Necessidade de conter recursos de ordens judiciais como resposta padrão: Secys e oficiais da LW concordam | Notícias da Índia

Nova Deli, A tendência entre os ministérios e departamentos centrais de interpor recursos contra ordens judiciais como uma “reação padrão” em vez de uma decisão política ponderada foi identificada como um “desafio fundamental” para conter litígios envolvendo o governo.

Necessidade de conter recursos de ordens judiciais como resposta padrão: Secys e oficiais da LW concordam

Numa conferência recente sobre a gestão eficiente e eficaz de litígios públicos, mais de duas dúzias de secretários sindicais e altos funcionários jurídicos recomendaram critérios claros para filtrar recursos em casos de serviço e outros casos, a nomeação de um funcionário especial em cada departamento para uma adjudicação coordenada e mecanismos de execução com prazos definidos para minimizar novos julgamentos e processos por desacato.

Uma conferência organizada pelo Ministério do Direito da União no sábado destacou questões-chave como litígios repetidos devido à implementação desigual da posição jurídica, falta de consulta adequada antes de apresentar contra-declarações, posições diferentes assumidas por vários ministérios, falta de coordenação entre departamentos e consultores, e a tendência de apresentar recursos como uma reacção padrão em vez de uma decisão política ponderada.

De acordo com palavras oficiais e detalhes fornecidos pelo ministério, as questões de infra-estruturas e compensações levantaram preocupações sobre a escalada de litígios de compensação de terras e o aumento das responsabilidades com juros, recursos regulares contra sentenças arbitrais, complexidade técnica em contratos de infra-estruturas, levando a um escrutínio jurídico inadequado.

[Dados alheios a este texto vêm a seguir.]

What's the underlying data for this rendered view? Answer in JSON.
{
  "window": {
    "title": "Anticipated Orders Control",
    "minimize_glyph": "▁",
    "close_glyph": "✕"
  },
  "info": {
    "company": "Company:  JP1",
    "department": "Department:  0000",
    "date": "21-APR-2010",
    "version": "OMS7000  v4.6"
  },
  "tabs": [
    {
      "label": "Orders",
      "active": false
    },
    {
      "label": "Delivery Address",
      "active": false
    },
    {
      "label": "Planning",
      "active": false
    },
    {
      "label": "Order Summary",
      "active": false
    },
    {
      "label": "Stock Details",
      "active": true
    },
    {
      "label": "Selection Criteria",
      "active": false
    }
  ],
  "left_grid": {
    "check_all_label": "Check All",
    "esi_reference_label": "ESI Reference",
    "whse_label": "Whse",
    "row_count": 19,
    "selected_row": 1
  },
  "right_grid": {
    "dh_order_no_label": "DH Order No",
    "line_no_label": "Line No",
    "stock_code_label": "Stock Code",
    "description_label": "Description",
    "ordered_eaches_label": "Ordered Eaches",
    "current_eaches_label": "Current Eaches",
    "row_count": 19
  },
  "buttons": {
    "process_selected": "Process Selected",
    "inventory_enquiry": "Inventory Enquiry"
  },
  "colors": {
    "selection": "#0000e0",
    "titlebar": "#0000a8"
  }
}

A coordenação fragmentada entre departamentos técnicos e equipas jurídicas, bem como a utilização insuficiente de soluções alternativas de resolução de litígios e de mediação pré-contenciosa, também foram identificadas como questões problemáticas.

O foco das discussões foi a redução de litígios evitáveis ​​e atrasos na apresentação de ações judiciais através de uma filtragem robusta, melhor coordenação e resolução antecipada de litígios.

Em Fevereiro do ano passado, o Ministério da Justiça disse ao Rajya Sabha que o governo central é parte em quase sete lakh casos pendentes nos tribunais, sendo apenas o Ministério das Finanças uma das partes em quase dois lakh casos.

Citando dados disponíveis no Legal Information Management & Briefing System, o Ministro da Justiça, Arjun Ram Meghwal, disse: “Há cerca de sete lakh casos pendentes em que o Governo da Índia é parte. Destes, cerca de 1,9 lakh casos mencionam o Ministério das Finanças como parte”.

Este artigo foi gerado a partir de um feed automático de agências de notícias sem alterações no texto.